Progress notes are out of control, with senseless cut-and-pasted sections detracting from reporting of the patient’s progress in treatment and sense of healthcare status (i.e., is the patient responding to treatment, getting worse, getting better, maintaining the status quo, etc.?) Speaking of H&Ps, the completeness and the effectiveness in the telling of the patient story, describing and showing the clinical picture of what the physician was thinking and knew at the time of admission, is paramount to demonstrating medical necessity and adherence to CMS’s two-midnight rule governing inpatient admission. Take a look at the MLN Matters Article titled “Medical Review of Hospital Claims for Part A Payment.” You will see how CDI specialists can impact the quality and completeness of the documentation.
Until CDI programs come to grips and recognize the perils of current initiatives in sowing the seed for later denials, understand the urgency of transformation to processes that produce improvement, and train CDI specialists in the mechanics of true chart review, identification of insufficiencies, and how best to work with our physician advisors to properly address with the medical staff, the profession will continue to perpetuate unnecessary denials. Case in point: consider a scenario in which CDI secures a MCC diagnosis such as acute encephalopathy, the only MCC in the case, and the third-party payer uses one of many edits to flag the case, reviews the documentation, and proceeds to refute the diagnosis based on lack of clinical information and facts of the case supporting the diagnosis. Generation of compliant queries using clinical indicators bears no resemblance to affecting positive change in overall physician behavior as it pertains to patterns of documentation.
Clinical facts and information, in the case, a requisite of documentation for reporting of excellent, patient-centered quality-focused care, is still missing from the chart after CDI review.

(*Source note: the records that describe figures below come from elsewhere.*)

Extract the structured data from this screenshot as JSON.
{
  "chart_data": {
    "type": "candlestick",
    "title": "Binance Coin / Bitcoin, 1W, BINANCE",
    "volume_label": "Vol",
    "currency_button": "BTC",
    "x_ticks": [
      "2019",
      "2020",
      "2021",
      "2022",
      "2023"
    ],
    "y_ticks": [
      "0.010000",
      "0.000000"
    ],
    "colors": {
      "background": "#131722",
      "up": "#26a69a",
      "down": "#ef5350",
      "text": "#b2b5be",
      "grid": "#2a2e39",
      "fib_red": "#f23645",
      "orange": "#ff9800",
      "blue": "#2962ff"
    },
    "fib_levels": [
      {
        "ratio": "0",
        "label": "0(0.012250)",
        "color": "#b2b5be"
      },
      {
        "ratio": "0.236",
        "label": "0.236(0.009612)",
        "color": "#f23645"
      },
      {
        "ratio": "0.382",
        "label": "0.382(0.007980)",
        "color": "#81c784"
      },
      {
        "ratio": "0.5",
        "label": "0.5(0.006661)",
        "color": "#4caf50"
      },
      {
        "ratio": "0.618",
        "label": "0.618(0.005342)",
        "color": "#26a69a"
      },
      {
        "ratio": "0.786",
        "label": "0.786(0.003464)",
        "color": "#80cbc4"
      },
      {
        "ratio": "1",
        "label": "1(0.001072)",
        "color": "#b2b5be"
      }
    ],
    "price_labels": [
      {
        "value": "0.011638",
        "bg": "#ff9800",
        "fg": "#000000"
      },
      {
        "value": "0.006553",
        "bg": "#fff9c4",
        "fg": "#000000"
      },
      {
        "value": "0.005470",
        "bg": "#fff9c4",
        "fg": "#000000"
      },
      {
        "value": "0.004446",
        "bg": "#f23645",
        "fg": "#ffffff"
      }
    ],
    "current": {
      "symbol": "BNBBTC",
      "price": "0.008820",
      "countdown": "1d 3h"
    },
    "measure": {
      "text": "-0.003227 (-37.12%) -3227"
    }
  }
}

The following reminder from Palmetto GBA, a CMS Medicare Administrative Contractor (MAC), summarizes the state of documentation in the medical record: Lack of Documentation
Lack of documentation in the medical record is the No. 1 reason for claims being denied for payment. Providers can fix that by documenting the following:
- History of illness, from onset to decision for surgery
- Prior courses of treatment and results
- Current symptoms and functional limitations
- Physical exam detailing objective findings supporting history of illness
- Results of any special tests
In my next piece, I will discuss the transformational process CDI must embrace and incorporate into any initiative as a segue to achievement of documentation that communicates versus documentation that reimburses.